Apesar dos avanços e recuos, das medidas anunciadas e que, depois, foram retiradas, este é um orçamento sem história. Ou melhor, sem uma nova história, porque já se conhecia o que é relevante na proposta para o próximo ano, negociado nos corredores dos partidos da coligação e na rua, depois de ser apresentado às fatias aos portugueses. Os adjectivos para classificar este confisco legalizado por lei já se esgotaram, a esperança morreu. Resta-nos esperar que os mercados e os nossos credores, os actuais e os futuros, acreditem no que os portugueses já não acreditam.
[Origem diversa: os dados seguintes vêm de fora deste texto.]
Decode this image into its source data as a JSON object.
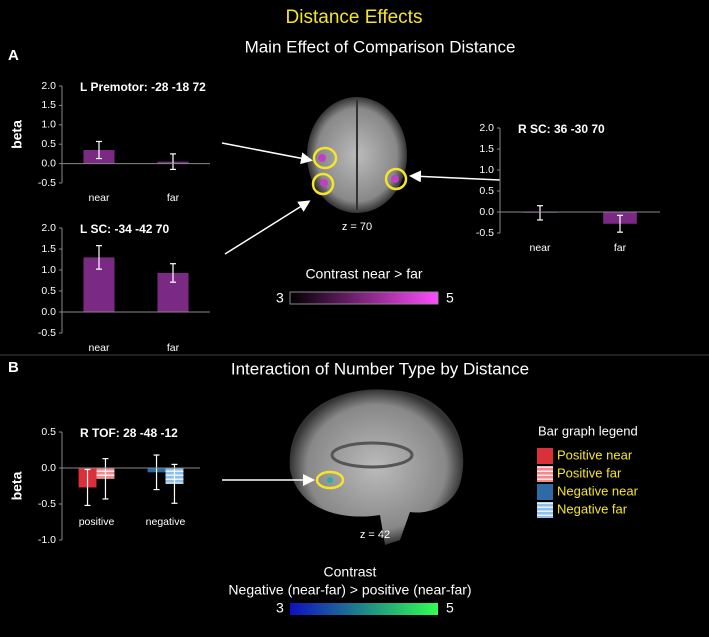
{
  "figure": {
    "title": "Distance Effects",
    "panel_a": "A",
    "panel_a_title": "Main Effect of Comparison Distance",
    "slice_a": "z = 70",
    "contrast_a": "Contrast near > far",
    "scale_a_min": "3",
    "scale_a_max": "5",
    "panel_b": "B",
    "panel_b_title": "Interaction of Number Type by Distance",
    "slice_b": "z = 42",
    "contrast_b_title": "Contrast",
    "contrast_b": "Negative (near-far) > positive (near-far)",
    "scale_b_min": "3",
    "scale_b_max": "5"
  },
  "chart_data": [
    {
      "type": "bar",
      "title": "L Premotor:  -28 -18 72",
      "y_label": "beta",
      "categories": [
        "near",
        "far"
      ],
      "values": [
        0.35,
        0.05
      ],
      "errors": [
        0.22,
        0.2
      ],
      "color": "#7b2a84",
      "ylim": [
        -0.5,
        2.0
      ],
      "yticks": [
        {
          "value": -0.5,
          "label": "-0.5"
        },
        {
          "value": 0,
          "label": "0.0"
        },
        {
          "value": 0.5,
          "label": "0.5"
        },
        {
          "value": 1,
          "label": "1.0"
        },
        {
          "value": 1.5,
          "label": "1.5"
        },
        {
          "value": 2,
          "label": "2.0"
        }
      ]
    },
    {
      "type": "bar",
      "title": "L SC: -34 -42 70",
      "categories": [
        "near",
        "far"
      ],
      "values": [
        1.3,
        0.93
      ],
      "errors": [
        0.28,
        0.22
      ],
      "color": "#7b2a84",
      "ylim": [
        -0.5,
        2.0
      ],
      "yticks": [
        {
          "value": -0.5,
          "label": "-0.5"
        },
        {
          "value": 0,
          "label": "0.0"
        },
        {
          "value": 0.5,
          "label": "0.5"
        },
        {
          "value": 1,
          "label": "1.0"
        },
        {
          "value": 1.5,
          "label": "1.5"
        },
        {
          "value": 2,
          "label": "2.0"
        }
      ]
    },
    {
      "type": "bar",
      "title": "R SC: 36 -30 70",
      "categories": [
        "near",
        "far"
      ],
      "values": [
        -0.02,
        -0.28
      ],
      "errors": [
        0.17,
        0.2
      ],
      "color": "#7b2a84",
      "ylim": [
        -0.5,
        2.0
      ],
      "yticks": [
        {
          "value": -0.5,
          "label": "-0.5"
        },
        {
          "value": 0,
          "label": "0.0"
        },
        {
          "value": 0.5,
          "label": "0.5"
        },
        {
          "value": 1,
          "label": "1.0"
        },
        {
          "value": 1.5,
          "label": "1.5"
        },
        {
          "value": 2,
          "label": "2.0"
        }
      ]
    },
    {
      "type": "grouped_bar",
      "title": "R TOF: 28 -48 -12",
      "y_label": "beta",
      "legend_title": "Bar graph legend",
      "categories": [
        "positive",
        "negative"
      ],
      "series": [
        {
          "name": "Positive near",
          "color": "#d9303a",
          "hatch": false,
          "values": [
            -0.27,
            null
          ],
          "errors": [
            0.25,
            null
          ]
        },
        {
          "name": "Positive far",
          "color": "#f08a8f",
          "hatch": true,
          "values": [
            -0.15,
            null
          ],
          "errors": [
            0.28,
            null
          ]
        },
        {
          "name": "Negative near",
          "color": "#2d6aa6",
          "hatch": false,
          "values": [
            null,
            -0.06
          ],
          "errors": [
            null,
            0.24
          ]
        },
        {
          "name": "Negative far",
          "color": "#8ec0e8",
          "hatch": true,
          "values": [
            null,
            -0.22
          ],
          "errors": [
            null,
            0.27
          ]
        }
      ],
      "ylim": [
        -1.0,
        0.5
      ],
      "yticks": [
        {
          "value": -1,
          "label": "-1.0"
        },
        {
          "value": -0.5,
          "label": "-0.5"
        },
        {
          "value": 0,
          "label": "0.0"
        },
        {
          "value": 0.5,
          "label": "0.5"
        }
      ]
    }
  ]
}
E que o ministro das Finanças seja capaz de o executar.
Já muito se escreveu sobre este orçamento, sobre este modelo de redução do défice público em que, até, o FMI já não acredita, mas que Gaspar garante ser a única alternativa, porque, sem ela, diz, será o caos. A austeridade continua a ser necessária, e criar a ilusão de que as dificuldades acabaram é pura demagogia que os portugueses não deveriam tolerar, porque foi isso, também, que nos trouxe até aqui. Mas não há apenas um caminho para a austeridade, leia-se para a correcção dos desequilíbrios externo e público da economia e das finanças portuguesas.
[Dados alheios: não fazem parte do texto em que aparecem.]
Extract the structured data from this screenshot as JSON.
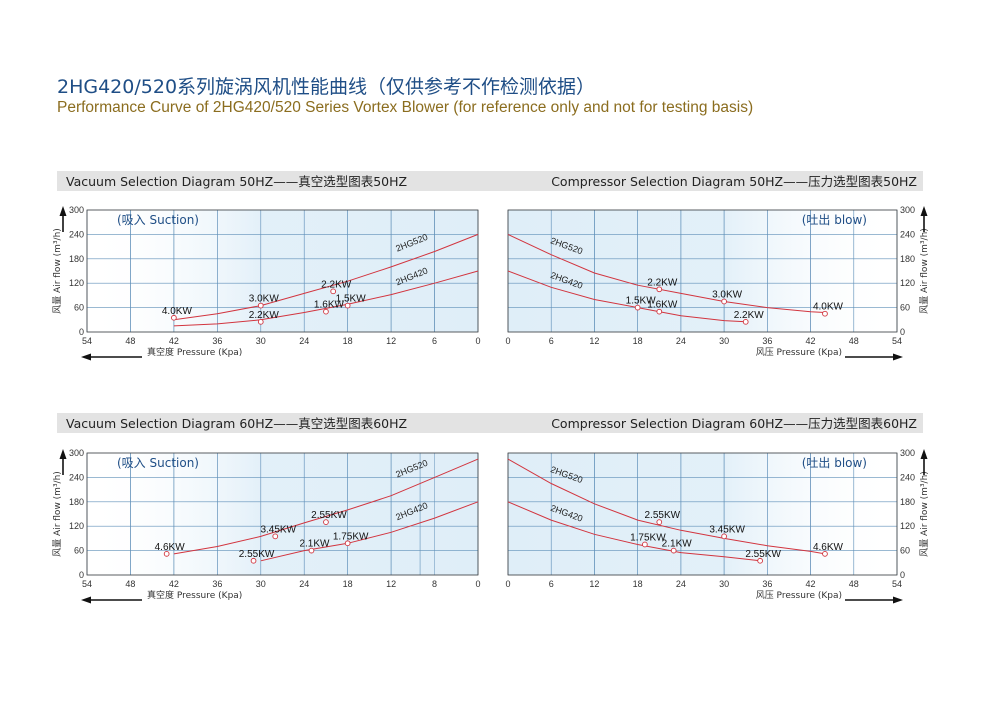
{
  "title_cn": "2HG420/520系列旋涡风机性能曲线（仅供参考不作检测依据）",
  "title_en": "Performance Curve of 2HG420/520 Series Vortex Blower (for reference only and not for testing basis)",
  "colors": {
    "curve": "#d2353f",
    "grid": "#5f8fb8",
    "shade": "#dfeef8",
    "title": "#1f4e86",
    "subtitle": "#8b6d1f",
    "header": "#e3e3e3"
  },
  "chart_data": [
    {
      "type": "line",
      "title": "Vacuum Selection Diagram 50HZ——真空选型图表50HZ",
      "corner_label": "(吸入 Suction)",
      "xlabel": "真空度 Pressure (Kpa)",
      "ylabel": "风量 Air flow (m³/h)",
      "x_reversed": true,
      "xlim": [
        0,
        54
      ],
      "ylim": [
        0,
        300
      ],
      "xticks": [
        54,
        48,
        42,
        36,
        30,
        24,
        18,
        12,
        6,
        0
      ],
      "yticks": [
        0,
        60,
        120,
        180,
        240,
        300
      ],
      "series": [
        {
          "name": "2HG520",
          "x": [
            0,
            6,
            12,
            18,
            24,
            30,
            36,
            42
          ],
          "y": [
            240,
            198,
            160,
            125,
            95,
            65,
            45,
            30
          ]
        },
        {
          "name": "2HG420",
          "x": [
            0,
            6,
            12,
            18,
            24,
            30,
            36,
            42
          ],
          "y": [
            150,
            120,
            92,
            68,
            48,
            30,
            20,
            15
          ]
        }
      ],
      "annotations": [
        {
          "text": "4.0KW",
          "x": 42,
          "y": 35
        },
        {
          "text": "3.0KW",
          "x": 30,
          "y": 65
        },
        {
          "text": "2.2KW",
          "x": 20,
          "y": 100
        },
        {
          "text": "2.2KW",
          "x": 30,
          "y": 25
        },
        {
          "text": "1.6KW",
          "x": 21,
          "y": 50
        },
        {
          "text": "1.5KW",
          "x": 18,
          "y": 65
        }
      ]
    },
    {
      "type": "line",
      "title": "Compressor Selection Diagram 50HZ——压力选型图表50HZ",
      "corner_label": "(吐出 blow)",
      "xlabel": "风压 Pressure (Kpa)",
      "ylabel": "风量 Air flow (m³/h)",
      "x_reversed": false,
      "xlim": [
        0,
        54
      ],
      "ylim": [
        0,
        300
      ],
      "xticks": [
        0,
        6,
        12,
        18,
        24,
        30,
        36,
        42,
        48,
        54
      ],
      "yticks": [
        0,
        60,
        120,
        180,
        240,
        300
      ],
      "series": [
        {
          "name": "2HG520",
          "x": [
            0,
            6,
            12,
            18,
            24,
            30,
            36,
            42,
            44
          ],
          "y": [
            240,
            190,
            145,
            115,
            95,
            75,
            60,
            50,
            48
          ]
        },
        {
          "name": "2HG420",
          "x": [
            0,
            6,
            12,
            18,
            24,
            30,
            33
          ],
          "y": [
            150,
            110,
            80,
            60,
            40,
            28,
            25
          ]
        }
      ],
      "annotations": [
        {
          "text": "2.2KW",
          "x": 21,
          "y": 105
        },
        {
          "text": "3.0KW",
          "x": 30,
          "y": 75
        },
        {
          "text": "4.0KW",
          "x": 44,
          "y": 45
        },
        {
          "text": "1.5KW",
          "x": 18,
          "y": 60
        },
        {
          "text": "1.6KW",
          "x": 21,
          "y": 50
        },
        {
          "text": "2.2KW",
          "x": 33,
          "y": 25
        }
      ]
    },
    {
      "type": "line",
      "title": "Vacuum Selection Diagram 60HZ——真空选型图表60HZ",
      "corner_label": "(吸入 Suction)",
      "xlabel": "真空度 Pressure (Kpa)",
      "ylabel": "风量 Air flow (m³/h)",
      "x_reversed": true,
      "xlim": [
        0,
        54
      ],
      "ylim": [
        0,
        300
      ],
      "xticks": [
        54,
        48,
        42,
        36,
        30,
        24,
        18,
        12,
        8,
        0
      ],
      "yticks": [
        0,
        60,
        120,
        180,
        240,
        300
      ],
      "series": [
        {
          "name": "2HG520",
          "x": [
            0,
            6,
            12,
            18,
            24,
            30,
            36,
            42
          ],
          "y": [
            285,
            240,
            195,
            160,
            128,
            95,
            70,
            52
          ]
        },
        {
          "name": "2HG420",
          "x": [
            0,
            6,
            12,
            18,
            24,
            30
          ],
          "y": [
            180,
            140,
            105,
            78,
            60,
            35
          ]
        }
      ],
      "annotations": [
        {
          "text": "4.6KW",
          "x": 43,
          "y": 52
        },
        {
          "text": "3.45KW",
          "x": 28,
          "y": 95
        },
        {
          "text": "2.55KW",
          "x": 21,
          "y": 130
        },
        {
          "text": "2.55KW",
          "x": 31,
          "y": 35
        },
        {
          "text": "2.1KW",
          "x": 23,
          "y": 60
        },
        {
          "text": "1.75KW",
          "x": 18,
          "y": 78
        }
      ]
    },
    {
      "type": "line",
      "title": "Compressor Selection Diagram 60HZ——压力选型图表60HZ",
      "corner_label": "(吐出 blow)",
      "xlabel": "风压 Pressure (Kpa)",
      "ylabel": "风量 Air flow (m³/h)",
      "x_reversed": false,
      "xlim": [
        0,
        54
      ],
      "ylim": [
        0,
        300
      ],
      "xticks": [
        0,
        6,
        12,
        18,
        24,
        30,
        36,
        42,
        48,
        54
      ],
      "yticks": [
        0,
        60,
        120,
        180,
        240,
        300
      ],
      "series": [
        {
          "name": "2HG520",
          "x": [
            0,
            6,
            12,
            18,
            24,
            30,
            36,
            42,
            44
          ],
          "y": [
            285,
            225,
            175,
            135,
            110,
            90,
            72,
            58,
            52
          ]
        },
        {
          "name": "2HG420",
          "x": [
            0,
            6,
            12,
            18,
            24,
            30,
            35
          ],
          "y": [
            180,
            135,
            100,
            75,
            55,
            45,
            35
          ]
        }
      ],
      "annotations": [
        {
          "text": "2.55KW",
          "x": 21,
          "y": 130
        },
        {
          "text": "3.45KW",
          "x": 30,
          "y": 95
        },
        {
          "text": "4.6KW",
          "x": 44,
          "y": 52
        },
        {
          "text": "1.75KW",
          "x": 19,
          "y": 75
        },
        {
          "text": "2.1KW",
          "x": 23,
          "y": 60
        },
        {
          "text": "2.55KW",
          "x": 35,
          "y": 35
        }
      ]
    }
  ]
}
O Governo optou por um, o do agravamento brutal dos impostos, que já tinha seguido em 2012 com resultados negativos e que obrigam, precisamente, a mais austeridade. A receita fiscal vai explicar mais de 80% da redução do défice público em 2013, para 4,5%. Está tudo dito sobre o corte de despesa, aquele que é estrutural, que obrigaria a uma reforma do Estado, essa ficou na gaveta. O Governo comprimiu a despesa pública em 2012 e, claro, ainda é mais difícil fazê-lo em 2013 sem desestruturar o funcionamento do próprio Estado. A reforma fica prometida para 2014, se o Governo lá chegar.
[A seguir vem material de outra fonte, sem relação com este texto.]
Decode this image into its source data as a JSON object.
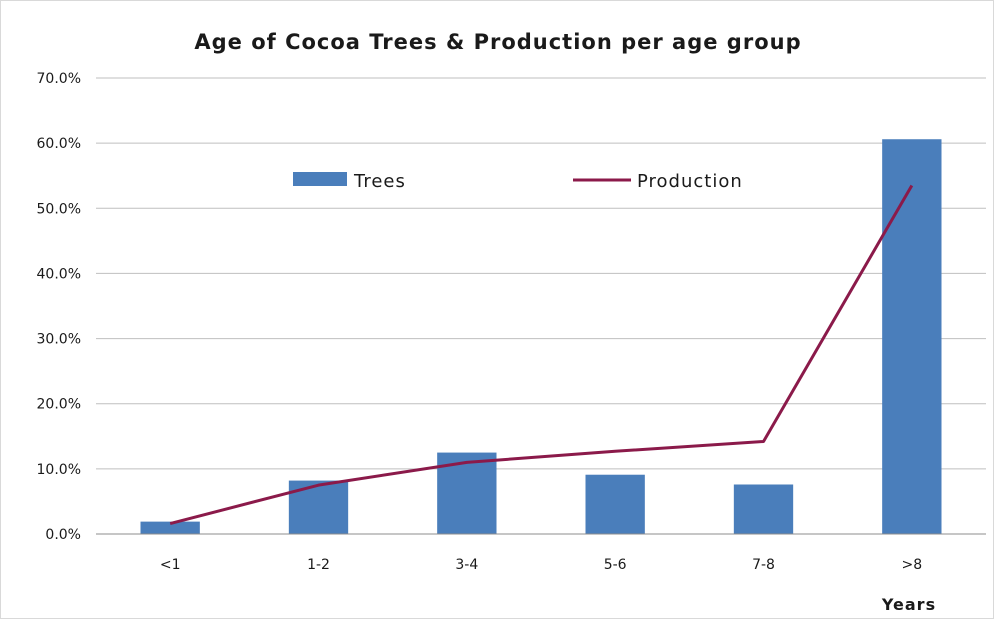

O Governo ‘começou' este orçamento com o anúncio de uma medida de política económica, as mudanças na Taxa Social Única (TSU), que desapareceu por completo. Portanto, um orçamento que teria sempre, como se percebe agora, tendo até em conta o buraco orçamental de 2012, um brutal aumento de impostos, tinha também uma dimensão económica e de competitividade. Deixou de o ter, e passou a ser, apenas, um orçamento fiscal, de emergência, que tributa tudo que mexe, que divide os portugueses em ‘pobres por conta própria' e ‘ricos por conta de outrem'. A dimensão económica deste orçamento - arranjada à última hora e, pelos vistos, ainda em negociação com a ‘troika' - resume-se a mais um linha de financiamento das PME e a uma medida pedida há muito pelas empresas, a adopção do chamado IVA de caixa. É positivo, mas é pouco, é muito pouco para compensar o terrorismo fiscal que os portugueses, as famílias e as empresas, vão enfrentar. A economia vai sofrer, muito. Mais do que está previsto nos modelos macroeconómicos de Gaspar. Este é, aliás, um dos problemas deste orçamento: a sua credibilidade, ou a falta dela.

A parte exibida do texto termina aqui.